Not arguing, but genuinely curious - what do kernels need randomness for?
A lot of bits of security rely on some level of non-determinism. Things like TCP initial sequence number generation, where every TCP connection sequence starts with a random number. There have been numerous attacks where the RNG wasn't good enough, so an attacker could determine the TCP sequencing and perform various malicious activities. Additionally, things like in-kernel VPNs, like IPSEC and WireGuard, also need RNGs for their own internal functions. Calling out to userspace for that would be painful and could potentially break in a lot of unexpected ways.

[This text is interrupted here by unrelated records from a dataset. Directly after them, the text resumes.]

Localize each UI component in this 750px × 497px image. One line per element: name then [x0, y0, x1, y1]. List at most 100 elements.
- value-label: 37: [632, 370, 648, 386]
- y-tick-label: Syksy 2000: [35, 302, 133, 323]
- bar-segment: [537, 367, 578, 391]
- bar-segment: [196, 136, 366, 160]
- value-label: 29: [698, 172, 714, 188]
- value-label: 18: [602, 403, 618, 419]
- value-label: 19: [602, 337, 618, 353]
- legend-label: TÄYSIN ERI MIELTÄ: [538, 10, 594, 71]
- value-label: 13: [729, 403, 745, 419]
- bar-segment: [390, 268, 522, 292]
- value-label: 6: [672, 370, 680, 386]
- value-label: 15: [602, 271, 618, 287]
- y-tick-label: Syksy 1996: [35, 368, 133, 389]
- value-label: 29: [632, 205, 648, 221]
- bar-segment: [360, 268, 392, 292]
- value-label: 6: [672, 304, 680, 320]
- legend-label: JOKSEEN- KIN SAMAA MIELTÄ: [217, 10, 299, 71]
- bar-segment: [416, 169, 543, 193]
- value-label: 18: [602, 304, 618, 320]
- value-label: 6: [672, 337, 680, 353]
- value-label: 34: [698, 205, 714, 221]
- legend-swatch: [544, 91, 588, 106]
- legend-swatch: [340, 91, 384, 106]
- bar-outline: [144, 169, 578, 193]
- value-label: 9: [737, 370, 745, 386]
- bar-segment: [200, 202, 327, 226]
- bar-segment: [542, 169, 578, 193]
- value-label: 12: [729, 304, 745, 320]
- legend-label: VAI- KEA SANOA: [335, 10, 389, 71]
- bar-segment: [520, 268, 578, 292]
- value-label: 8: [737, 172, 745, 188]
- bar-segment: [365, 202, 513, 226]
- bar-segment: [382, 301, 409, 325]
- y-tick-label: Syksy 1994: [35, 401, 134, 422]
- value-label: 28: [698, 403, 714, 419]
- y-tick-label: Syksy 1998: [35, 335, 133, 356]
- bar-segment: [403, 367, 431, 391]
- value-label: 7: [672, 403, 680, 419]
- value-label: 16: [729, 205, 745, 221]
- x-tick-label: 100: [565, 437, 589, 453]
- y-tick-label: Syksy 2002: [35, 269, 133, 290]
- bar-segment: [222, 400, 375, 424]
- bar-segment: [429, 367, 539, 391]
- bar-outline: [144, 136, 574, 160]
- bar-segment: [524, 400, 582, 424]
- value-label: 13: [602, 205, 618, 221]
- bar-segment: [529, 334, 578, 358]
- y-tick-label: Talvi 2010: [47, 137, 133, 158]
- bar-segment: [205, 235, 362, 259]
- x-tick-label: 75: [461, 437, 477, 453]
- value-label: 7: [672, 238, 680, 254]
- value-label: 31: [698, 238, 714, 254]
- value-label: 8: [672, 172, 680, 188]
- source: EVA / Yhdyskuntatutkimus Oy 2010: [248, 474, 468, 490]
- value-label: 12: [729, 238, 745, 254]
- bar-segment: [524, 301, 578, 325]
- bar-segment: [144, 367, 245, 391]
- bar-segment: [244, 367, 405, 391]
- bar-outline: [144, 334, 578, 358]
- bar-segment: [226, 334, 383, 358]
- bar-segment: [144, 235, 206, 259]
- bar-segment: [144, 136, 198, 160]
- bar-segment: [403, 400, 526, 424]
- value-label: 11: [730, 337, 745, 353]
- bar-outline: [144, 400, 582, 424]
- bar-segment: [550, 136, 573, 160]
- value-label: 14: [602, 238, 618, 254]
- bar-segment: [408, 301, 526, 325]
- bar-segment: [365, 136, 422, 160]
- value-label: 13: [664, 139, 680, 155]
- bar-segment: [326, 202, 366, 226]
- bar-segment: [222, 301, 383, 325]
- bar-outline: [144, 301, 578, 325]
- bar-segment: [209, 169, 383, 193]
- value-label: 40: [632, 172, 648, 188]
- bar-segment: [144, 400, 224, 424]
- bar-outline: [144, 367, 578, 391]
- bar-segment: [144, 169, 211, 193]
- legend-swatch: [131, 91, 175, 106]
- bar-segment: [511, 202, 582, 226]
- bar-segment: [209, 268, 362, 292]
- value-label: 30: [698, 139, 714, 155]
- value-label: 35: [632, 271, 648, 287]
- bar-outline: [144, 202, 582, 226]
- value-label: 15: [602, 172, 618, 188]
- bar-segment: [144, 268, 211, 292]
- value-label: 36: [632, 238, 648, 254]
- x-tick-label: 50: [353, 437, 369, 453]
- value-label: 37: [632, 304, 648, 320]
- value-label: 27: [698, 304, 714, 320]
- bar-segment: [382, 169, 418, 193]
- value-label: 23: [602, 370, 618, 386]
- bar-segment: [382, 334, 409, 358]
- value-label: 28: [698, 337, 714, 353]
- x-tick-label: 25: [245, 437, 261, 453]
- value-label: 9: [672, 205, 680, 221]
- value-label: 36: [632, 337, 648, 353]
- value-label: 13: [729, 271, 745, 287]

I don't recall exactly but i think TCP retransmission delay and handshake adds random to the backoff, to avoid a thundering herd situation which repeats again if all clients retry at same time.

Assigning free ports to applications that listen on a socket is also random, not sure why, feels like it could be sequential unless you want to deliberately obscure what ports are being used.

Address Space Layout Randomisation (ASLR) for one. ASLR moves around key parts of an executable to make exploitation of certain types of vulnerabilities more difficult or impossible.